R: I was talking to my friend about this, who is also Iranian and grew up in America, Farsi is a non-gendered language and my friend was talking about trying to explain their gender and pronouns to their Dad in a language where there are no pronouns. Our families come over and have to learn pronouns. I started using she pronouns simply so my family could have something to refer to me as. It feels a little more symbolic, I kinda prefer they/them if I'm gonna pick, I definitely use [she pronouns] as a way to signal to people who I am.

R: I have specific tattoos for gender euphoria, this one on my arm is a portrait of my future self [done by Melody Methakul @methcakes] and I remember coming home and using that to explain to people like ‘this is me.’ Did you have a specific gender euphoria tattoo?

T: Not that I can pinpoint exactly. I don't know if that was necessarily a conscious choice in the same way. I definitely have some tattoos that do make me dysphoric that I got before I was thinking about my gender in this way, that reference womanhood or femaleness that I want to, not cover up, but intervene upon in some way. I have this one that didn’t age well, it's in reference to this very particular historical witch identity but now it just looks like weird second wave terfiness because it’s “womyn” with a Y. So yeah, not for me.

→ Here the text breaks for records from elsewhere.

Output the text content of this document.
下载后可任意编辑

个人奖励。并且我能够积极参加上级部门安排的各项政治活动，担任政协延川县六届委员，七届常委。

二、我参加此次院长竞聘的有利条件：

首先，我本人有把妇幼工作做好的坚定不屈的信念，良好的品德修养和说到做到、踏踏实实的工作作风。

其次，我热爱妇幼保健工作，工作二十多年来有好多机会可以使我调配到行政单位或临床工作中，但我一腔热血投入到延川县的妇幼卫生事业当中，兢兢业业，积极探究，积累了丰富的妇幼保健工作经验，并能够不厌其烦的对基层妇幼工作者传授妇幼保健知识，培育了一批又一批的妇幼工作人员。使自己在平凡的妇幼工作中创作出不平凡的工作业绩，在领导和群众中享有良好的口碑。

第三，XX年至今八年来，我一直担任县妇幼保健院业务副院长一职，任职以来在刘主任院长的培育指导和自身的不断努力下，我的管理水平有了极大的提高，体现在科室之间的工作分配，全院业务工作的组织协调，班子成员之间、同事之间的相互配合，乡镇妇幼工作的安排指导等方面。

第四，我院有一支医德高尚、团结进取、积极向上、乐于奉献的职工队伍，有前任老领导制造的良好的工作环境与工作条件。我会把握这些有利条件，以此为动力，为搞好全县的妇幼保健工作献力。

R: I have been thinking a lot about Photographing Objects as Queer Archival Practice by Ann Cvetkovich, it mainly talks about photography, I read it for uni and then re-read it while thinking about tattooing. I thought of this “archive of feelings,” that's pretty much tattooing. Reading your book [Could this be magic? Tattooing as Liberation Work], one of the core ideas that stood out to me is how tattoos relate to body as archive. What does archiving mean to you?

T: I love the idea of archive, because archives of different types have given me so much and really been a way for me to trace my own relationships and identities and situate myself in relation to past and to history. I think we can become so anxious about the current day, who we are, feeling like everything is a new and challenging endeavor. [Acknowledging that] these questions have existed for so long is a really useful antidote to that anxiety. Being reminded we were not the first people to do most things and practice these practices. I also try to be less precious about it because I don't want to approach the archive from a fear or scarcity mentality- I don't want to feel like I have to preserve my present with an iron grasp to make sure that I'm remembered or my friends are remembered. There's something about that ongoing self-memorialization that can make you really self conscious and impede you from living freely. I have friends who work with archiving as an artistic medium, who I deeply admire and respect, and are able to preserve such incredible things and I love that. But maybe similarly to what I was saying about tattoos being elusive, I'm interested in audio archive and storytelling archive and that’s why I’m going back to school to be an oral historian, because that type of preservation feels a little more complete to me. There's an excitement to tracing breadcrumbs and finding this one photo or one poster from so long ago, but being able to capture a person's story in its entirety- I feel a crucialness to that. Especially in a field like tattooing where there's a lack of that kind of thing and there is so much self aggrandizing mythology. But that is part of what makes tattooing cool right? It's about tall tales, it's about creating mythos about yourself and your friends, but the thing about that is that it's so easily manipulated, and is being manipulated to the ends of the dominant culture. It feels like an important way to push back against that to make sure there are records of people that can’t be written out of existence by a revisionist mythology of tattooing. Recording queer and trans narratives as they’re happening so people can’t be like ‘there’s never been trans people in tattooing’ a few years from now, I don’t think thats the trajectory that we’re on, but just to make sure, or even so the people in the future have something to look back on without feeling alone.